Nor is this new culture of enforced transparency limited to corporate boardrooms.  In the UK last year we witnessed the early departure of two of Theresa May’s key ministers – Michal Fallon and Damien Green – following allegations of sexual misconduct.  This, however, pales into insignificance compared to the spate of recent resignations from the US Congress.  As Nathaniel Rakich from Five Thirty Eight reports:

“Five of the first six members to resign this session did so to accept jobs in President Trump’s administration. That’s not unusual. It’s similar to the seven members who resigned in 2009 to join the Obama administration and the five members who left in 1993 to join Bill Clinton’s.

“But in addition, three of the four most recent members to resign from the 115th Congress did so because they were accused of unwanted sexual advances: John Conyers, Trent Franks and Al Franken. Ruben Kihuen, Blake Farenthold and Pat Meehan have announced they will not run for re-election for the same reason…

“The extraordinary string of sexual misconduct allegations over the past few months has led many people to conclude we are in the midst of an unprecedented cultural moment. In the political world, at least, the data bears that out.”

More evidence for this cultural shift can be found in the counterclaims that the Me Too movement is a kind of witch-hunt because it is digging up historical misconduct.  That is, powerful men are being held to account for sexual misconduct that they had considered entirely normal and acceptable in the late twentieth century.  Even the doyenne of the US Democratic Party is finally getting his come-uppance.  As veteran journalist Margery Eagan at the Boston Globe puts it:

“Remember when he took the stage at the 2012 Democratic Convention as Barack Obama’s explainer in chief? The crowd roared and swooned as ‘The Big Dog’ out of Arkansas strode to the podium. He bit his lip. He felt our pain. With arched eyebrows and a hoarse whisper, he told us why we needed Obama better than Obama could ever tell us himself.

“Democrats fell in love again with the bad boy who made them feel so good. Pundits gushed.

“So did I, I regret to admit, since I knew all about the women who accused him of sexual misconduct — Monica Lewinsky, Kathleen Willey, Paula Jones, and Juanita Broaddrick, who’d credibly claimed that Bill Clinton violently raped her.

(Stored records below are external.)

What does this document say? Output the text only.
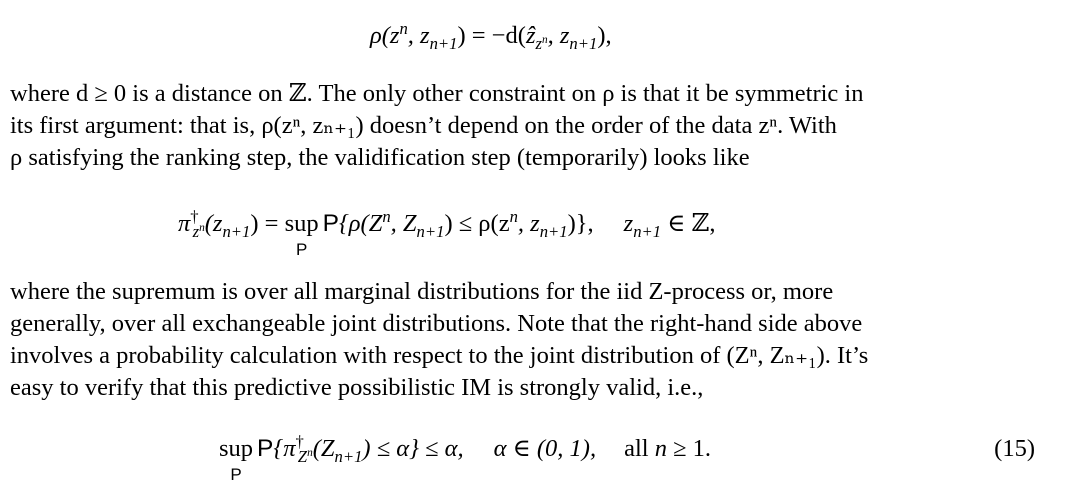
$\rho(z^n$, $z_{n+1}$) = −d(ẑ$_{z^n}$, $z_{n+1}$),
where d ≥ 0 is a distance on ℤ. The only other constraint on ρ is that it be symmetric in
its first argument: that is, ρ(zⁿ, zₙ₊₁) doesn’t depend on the order of the data zⁿ. With
ρ satisfying the ranking step, the validification step (temporarily) looks like
$\pi^\dagger_{z^n}(z_{n+1})$ = sup
P
$P\{\rho(Z^n$, $Z_{n+1}) \le \rho(z^n$, $z_{n+1}$)}, $z_{n+1}$ ∈ ℤ,
where the supremum is over all marginal distributions for the iid Z-process or, more
generally, over all exchangeable joint distributions. Note that the right-hand side above
involves a probability calculation with respect to the joint distribution of (Zⁿ, Zₙ₊₁). It’s
easy to verify that this predictive possibilistic IM is strongly valid, i.e.,
sup
P
$P\{\pi^\dagger_{Z^n}(Z_{n+1}) \le \alpha\} \le \alpha$, α ∈ (0, 1), all n ≥ 1.	(15)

“On that convention night and so many others, lots of us — including leaders of organized feminism — dismissed and diminished Bill Clinton’s accusers. Here was this brilliant politician, perhaps the most talented in decades, a liberal, a genius, ‘a great man.’ And who were these women, really?  They did not matter. And that’s pretty horrible…

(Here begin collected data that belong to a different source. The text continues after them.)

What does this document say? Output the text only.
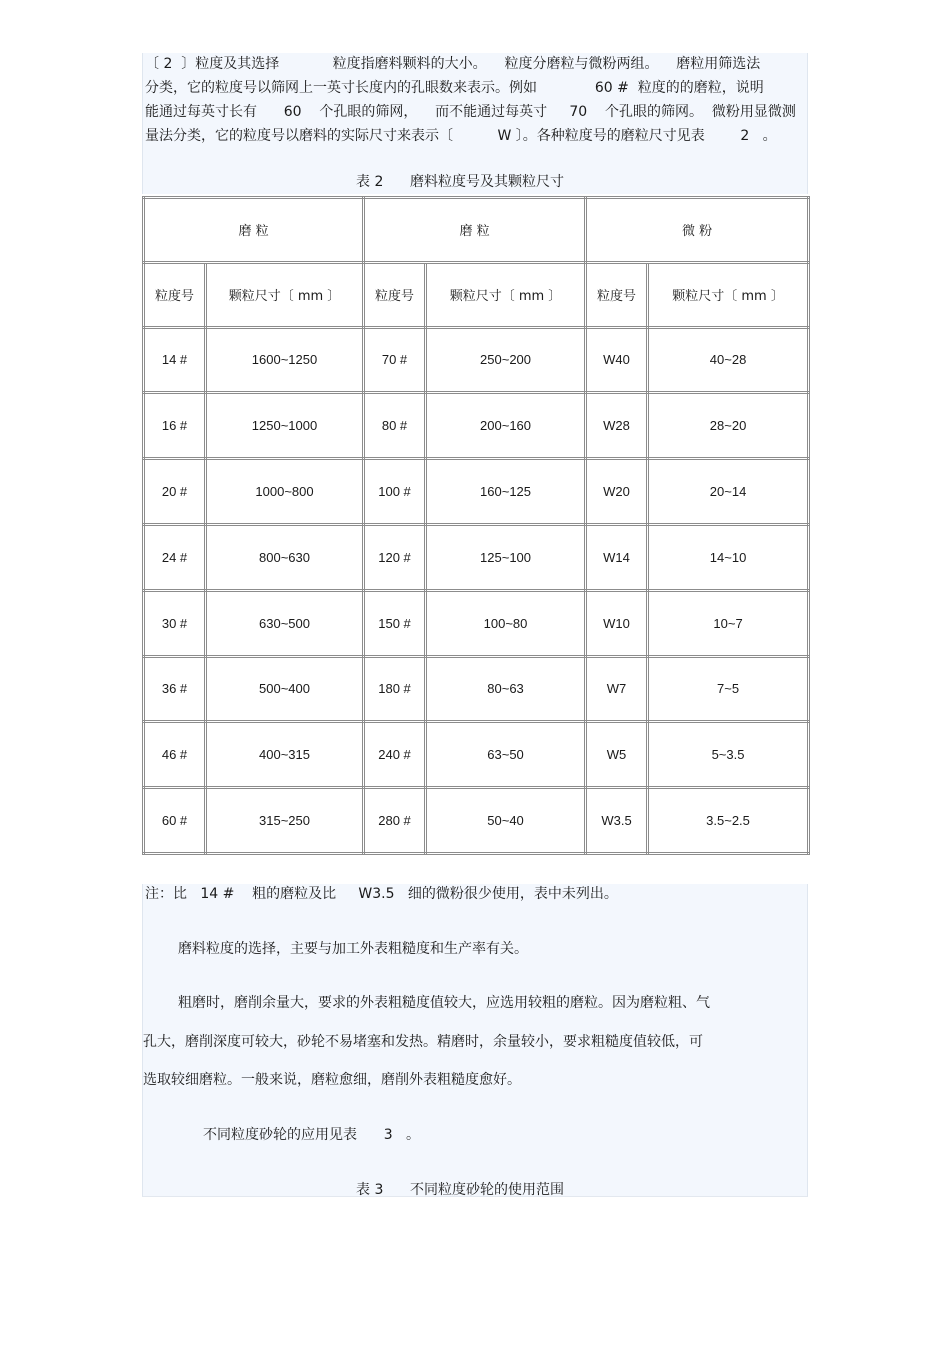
〔 2  〕粒度及其选择            粒度指磨料颗料的大小。    粒度分磨粒与微粉两组。    磨粒用筛选法
分类，它的粒度号以筛网上一英寸长度内的孔眼数来表示。例如             60 #  粒度的的磨粒，说明
能通过每英寸长有      60    个孔眼的筛网，    而不能通过每英寸     70    个孔眼的筛网。  微粉用显微测
量法分类，它的粒度号以磨料的实际尺寸来表示〔          W 〕。各种粒度号的磨粒尺寸见表        2   。
表 2      磨料粒度号及其颗粒尺寸
磨 粒		磨 粒		微 粉	
粒度号	颗粒尺寸〔 mm 〕	粒度号	颗粒尺寸〔 mm 〕	粒度号	颗粒尺寸〔 mm 〕
14 #	1600~1250	70 #	250~200	W40	40~28
16 #	1250~1000	80 #	200~160	W28	28~20
20 #	1000~800	100 #	160~125	W20	20~14
24 #	800~630	120 #	125~100	W14	14~10
30 #	630~500	150 #	100~80	W10	10~7
36 #	500~400	180 #	80~63	W7	7~5
46 #	400~315	240 #	63~50	W5	5~3.5
60 #	315~250	280 #	50~40	W3.5	3.5~2.5
注：比   14 #    粗的磨粒及比     W3.5   细的微粉很少使用，表中未列出。
磨料粒度的选择，主要与加工外表粗糙度和生产率有关。
粗磨时，磨削余量大，要求的外表粗糙度值较大，应选用较粗的磨粒。因为磨粒粗、气
孔大，磨削深度可较大，砂轮不易堵塞和发热。精磨时，余量较小，要求粗糙度值较低，可
选取较细磨粒。一般来说，磨粒愈细，磨削外表粗糙度愈好。
不同粒度砂轮的应用见表      3   。
表 3      不同粒度砂轮的使用范围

“Bill Clinton, who’s made no amends for his multiple transgressions, has shown he understands none of this. He still strides to the stage like a great man, floating above the fray, concerned only with great issues, such as war and peace and hunger. On his book tour last week, he seemed insulted to be called to account for something, to him, as inconsequential as what he did to an intern right out of college all those years ago.”

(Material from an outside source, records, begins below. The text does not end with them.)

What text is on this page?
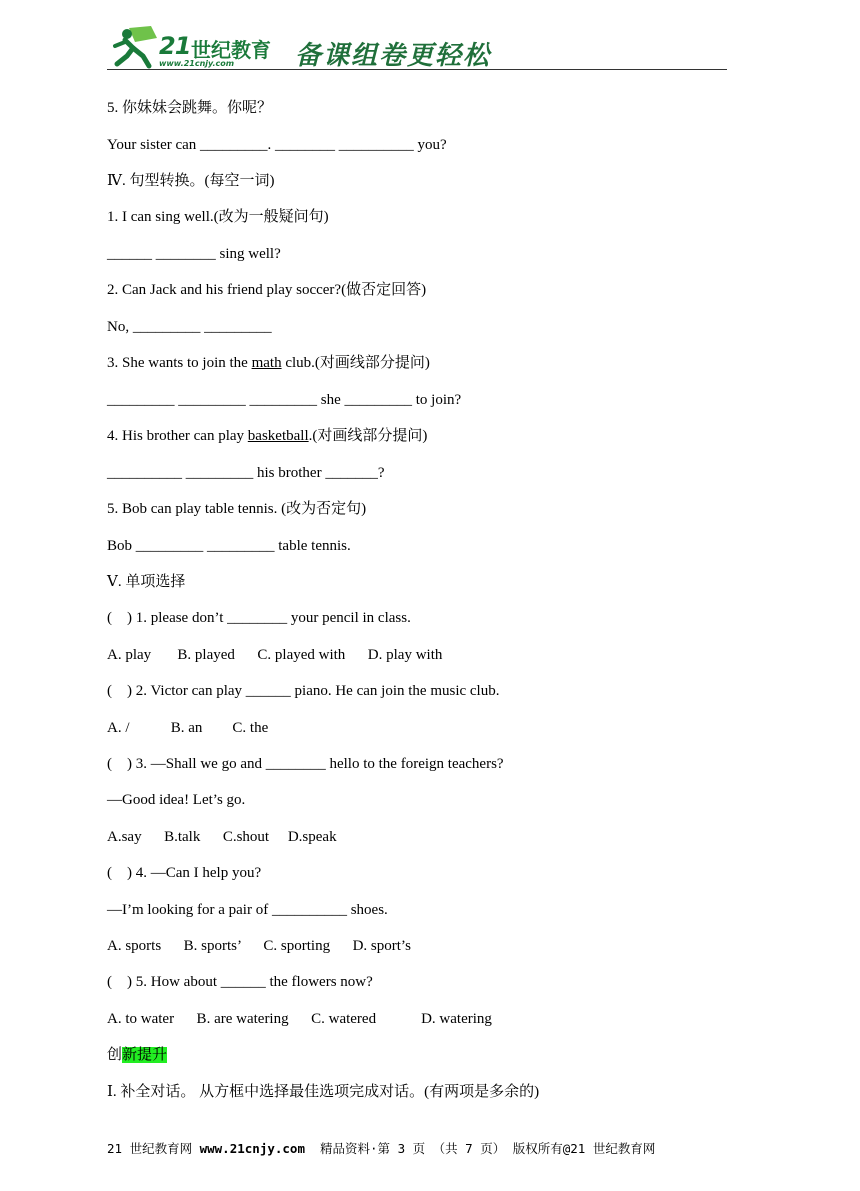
21 世纪教育
www.21cnjy.com 备课组卷更轻松
5. 你妹妹会跳舞。你呢？
Your sister can _________. ________ __________ you?
Ⅳ. 句型转换。(每空一词)
1. I can sing well.(改为一般疑问句)
______ ________ sing well?
2. Can Jack and his friend play soccer?(做否定回答)
No, _________ _________
_________ _________ _________ she _________ to join?
__________ _________ his brother _______?
5. Bob can play table tennis. (改为否定句)
Bob _________ _________ table tennis.
Ⅴ. 单项选择
(    ) 1. please don’t ________ your pencil in class.
A. play       B. played      C. played with      D. play with
(    ) 2. Victor can play ______ piano. He can join the music club.
A. /           B. an        C. the
(    ) 3. —Shall we go and ________ hello to the foreign teachers?
—Good idea! Let’s go.
A.say      B.talk      C.shout     D.speak
(    ) 4. —Can I help you?
—I’m looking for a pair of __________ shoes.
A. sports      B. sports’      C. sporting      D. sport’s
(    ) 5. How about ______ the flowers now?
A. to water      B. are watering      C. watered            D. watering
Ⅰ. 补全对话。 从方框中选择最佳选项完成对话。(有两项是多余的)
3. She wants to join the math club.(对画线部分提问)
4. His brother can play basketball.(对画线部分提问)
创新提升
21 世纪教育网 www.21cnjy.com  精品资料·第 3 页 （共 7 页） 版权所有@21 世纪教育网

When even one of the most popular US presidents in modern times can be called to account for improper and very likely criminal acts committed decades ago, we have to accept that the culture has changed forever.  And that is a good thing.

Our modern elite is having its behaviour scrutinised like never before… and it is all too often found wanting.  This is not simply about sexual misconduct; although that appears to have been widespread.  It is about all forms of abuse of power, corruption and misbehaviour from tax evasion to people trafficking and drug running.  Indeed, it even stretches down to the mundane performance reviews that we ordinary mortals have been subjected to for years – in the world that is emerging we expect those in positions of power to justify their salaries by delivering the goods… and woe betide them if they fail.